Illiberal tendencies are putting pressure on the European political project committed to the rule of law, multilateralism and liberal-democratic values – not only from the outside, but also from within. To defend its values, Europe needs to know exactly where its credibility is called into question. From a European point of view, international cultural relations and cultural diplomacy promote cultural freedom and offer the possibility to support cultural agents whose space for expression is shrinking.

Political scientist Larry Diamond (left) speaks of a global democratic recession. What do you expect in the coming years? Spanish daily El Pais asks Stanford University’s Francis Fukuyama.

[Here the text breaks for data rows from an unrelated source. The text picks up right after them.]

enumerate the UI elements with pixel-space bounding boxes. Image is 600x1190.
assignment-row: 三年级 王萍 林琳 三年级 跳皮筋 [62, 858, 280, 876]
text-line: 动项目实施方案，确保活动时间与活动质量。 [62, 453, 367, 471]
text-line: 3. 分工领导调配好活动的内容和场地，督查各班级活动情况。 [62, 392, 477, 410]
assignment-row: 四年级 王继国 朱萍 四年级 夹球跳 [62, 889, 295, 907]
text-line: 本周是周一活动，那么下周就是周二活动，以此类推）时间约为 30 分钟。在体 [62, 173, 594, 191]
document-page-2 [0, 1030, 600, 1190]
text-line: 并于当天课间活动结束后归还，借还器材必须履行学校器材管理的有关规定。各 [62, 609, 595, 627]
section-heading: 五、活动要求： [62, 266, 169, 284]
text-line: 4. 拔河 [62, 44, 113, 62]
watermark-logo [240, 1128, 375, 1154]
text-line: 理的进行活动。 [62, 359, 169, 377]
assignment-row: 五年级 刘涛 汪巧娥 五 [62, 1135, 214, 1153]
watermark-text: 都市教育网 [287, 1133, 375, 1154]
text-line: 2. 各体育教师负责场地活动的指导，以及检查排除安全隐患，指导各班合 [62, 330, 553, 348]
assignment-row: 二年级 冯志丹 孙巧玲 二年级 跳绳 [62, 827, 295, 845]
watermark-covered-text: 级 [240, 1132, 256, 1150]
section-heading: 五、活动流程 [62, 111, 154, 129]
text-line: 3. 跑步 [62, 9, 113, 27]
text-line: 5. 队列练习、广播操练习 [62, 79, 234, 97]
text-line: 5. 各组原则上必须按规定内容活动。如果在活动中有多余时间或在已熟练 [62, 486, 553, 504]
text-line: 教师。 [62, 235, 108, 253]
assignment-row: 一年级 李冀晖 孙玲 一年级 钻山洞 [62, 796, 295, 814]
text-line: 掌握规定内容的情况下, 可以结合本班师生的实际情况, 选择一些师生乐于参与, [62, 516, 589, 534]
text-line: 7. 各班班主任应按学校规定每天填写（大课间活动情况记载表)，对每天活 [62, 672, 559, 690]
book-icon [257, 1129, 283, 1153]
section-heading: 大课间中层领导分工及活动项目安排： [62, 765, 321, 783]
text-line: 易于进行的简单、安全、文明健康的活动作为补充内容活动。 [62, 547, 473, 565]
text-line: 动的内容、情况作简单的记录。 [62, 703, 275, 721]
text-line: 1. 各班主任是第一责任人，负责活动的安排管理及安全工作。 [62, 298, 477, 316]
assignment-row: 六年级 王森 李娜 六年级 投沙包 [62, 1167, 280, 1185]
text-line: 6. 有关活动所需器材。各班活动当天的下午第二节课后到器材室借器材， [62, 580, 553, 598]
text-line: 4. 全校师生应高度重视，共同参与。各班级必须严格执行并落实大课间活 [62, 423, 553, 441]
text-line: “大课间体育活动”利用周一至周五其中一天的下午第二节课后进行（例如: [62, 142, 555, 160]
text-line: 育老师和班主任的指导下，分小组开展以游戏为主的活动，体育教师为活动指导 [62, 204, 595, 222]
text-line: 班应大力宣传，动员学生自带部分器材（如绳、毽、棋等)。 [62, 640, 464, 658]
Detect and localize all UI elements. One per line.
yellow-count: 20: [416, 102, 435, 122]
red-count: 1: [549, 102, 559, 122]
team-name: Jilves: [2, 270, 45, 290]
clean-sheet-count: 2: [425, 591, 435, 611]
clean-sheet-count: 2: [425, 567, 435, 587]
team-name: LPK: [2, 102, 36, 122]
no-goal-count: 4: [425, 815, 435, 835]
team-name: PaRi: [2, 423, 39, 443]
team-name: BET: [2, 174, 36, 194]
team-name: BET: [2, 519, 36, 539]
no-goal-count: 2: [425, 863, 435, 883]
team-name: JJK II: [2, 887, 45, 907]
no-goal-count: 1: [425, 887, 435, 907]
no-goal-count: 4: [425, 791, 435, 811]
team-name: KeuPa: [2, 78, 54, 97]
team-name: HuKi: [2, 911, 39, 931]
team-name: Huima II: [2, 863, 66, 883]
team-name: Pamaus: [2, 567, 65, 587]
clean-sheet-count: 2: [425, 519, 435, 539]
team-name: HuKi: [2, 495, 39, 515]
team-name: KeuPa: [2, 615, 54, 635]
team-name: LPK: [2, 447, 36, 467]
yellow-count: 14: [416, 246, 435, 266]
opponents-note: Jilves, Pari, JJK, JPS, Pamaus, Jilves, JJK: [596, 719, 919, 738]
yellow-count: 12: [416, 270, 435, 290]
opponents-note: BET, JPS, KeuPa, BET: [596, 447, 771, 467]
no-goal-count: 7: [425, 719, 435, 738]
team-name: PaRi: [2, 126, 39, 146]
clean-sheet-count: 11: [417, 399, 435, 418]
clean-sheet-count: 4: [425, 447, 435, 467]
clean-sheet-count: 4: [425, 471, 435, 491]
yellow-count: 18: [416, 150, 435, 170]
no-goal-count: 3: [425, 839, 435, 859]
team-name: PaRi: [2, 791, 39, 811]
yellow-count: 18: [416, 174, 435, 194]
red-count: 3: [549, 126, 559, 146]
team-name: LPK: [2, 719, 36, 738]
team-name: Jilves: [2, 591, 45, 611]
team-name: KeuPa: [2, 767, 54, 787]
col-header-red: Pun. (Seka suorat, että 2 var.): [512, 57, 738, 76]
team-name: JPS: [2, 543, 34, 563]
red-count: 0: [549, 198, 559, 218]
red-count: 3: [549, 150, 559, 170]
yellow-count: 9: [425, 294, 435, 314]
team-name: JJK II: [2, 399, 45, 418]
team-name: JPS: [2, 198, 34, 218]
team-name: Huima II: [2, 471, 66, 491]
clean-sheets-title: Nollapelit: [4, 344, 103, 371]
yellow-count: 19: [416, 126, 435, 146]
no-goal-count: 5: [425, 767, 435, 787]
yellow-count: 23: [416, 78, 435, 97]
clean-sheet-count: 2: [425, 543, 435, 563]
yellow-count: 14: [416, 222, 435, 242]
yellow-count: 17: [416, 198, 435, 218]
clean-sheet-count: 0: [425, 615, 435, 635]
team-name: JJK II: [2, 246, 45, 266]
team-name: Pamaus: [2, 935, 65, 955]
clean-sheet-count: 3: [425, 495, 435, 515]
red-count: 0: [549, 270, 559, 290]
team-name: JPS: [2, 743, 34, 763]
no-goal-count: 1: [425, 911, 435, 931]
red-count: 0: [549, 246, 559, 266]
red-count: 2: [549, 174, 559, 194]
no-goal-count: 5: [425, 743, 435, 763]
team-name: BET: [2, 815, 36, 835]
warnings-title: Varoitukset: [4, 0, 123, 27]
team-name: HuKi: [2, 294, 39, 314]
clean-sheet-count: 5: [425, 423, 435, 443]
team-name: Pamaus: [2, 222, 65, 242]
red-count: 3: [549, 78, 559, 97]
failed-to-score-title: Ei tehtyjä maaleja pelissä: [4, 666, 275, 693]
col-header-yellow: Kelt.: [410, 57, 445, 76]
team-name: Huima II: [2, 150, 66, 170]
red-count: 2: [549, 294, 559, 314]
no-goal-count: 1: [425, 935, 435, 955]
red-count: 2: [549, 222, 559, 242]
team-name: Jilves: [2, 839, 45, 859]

I wish I knew. The big question is whether this is just a recession and we are going to recover or if we are going to a long-term depression. I am optimistic in general because I do not see a real alternative more attractive than liberal democracy. I do not think that people will soon adopt a model like China. Viktor Orbán is having many problems with that illiberal system he wants to create. Also, I think that some populist policies are going to produce real disasters, like Brexit ….

With democracies being upended by insurgent political movements and deepening social divisions, why have mainstream parties been unable to mount an effective response? Project Syndicate asks:

  • Slawomir Sierakowski notes that today’s populist forces owe their success as much to divisions among their opponents as to the strength of their ideas. ….
  • Mitchell A. Orenstein shows that populist and illiberal governments have shored up their positions by delivering economic and social benefits to poor and middle-class voters…
  • Bill Emmott explains that while populism might well work as a campaign tactic, the real secret to these politicians’ electoral success is their unapologetic embrace of a nationalist agenda….
  • Jan-Werner Mueller warns that chauvinism works only for the right, leaving few options for a mainstream left that has lost its way – and many of its supporters – in the weeds of neoliberalism.

What has surprised me most is that it has happened in the United States, and in the United Kingdom, and in some countries that were paragons of democracy, adds Fukuyama (left), a National Endowment for Democracy board member:

I was surprised by the rise of these populist movements in consolidated democracies. They are a risk to the liberal democratic system that we have created. It is a global phenomenon, away from the agenda of the twentieth century, from the struggle over economic issues to one more based on identity. It is a worrisome movement, in which politicians use their democratic legitimacy to attack the liberal parts of the system, such as the Constitution, the institutions.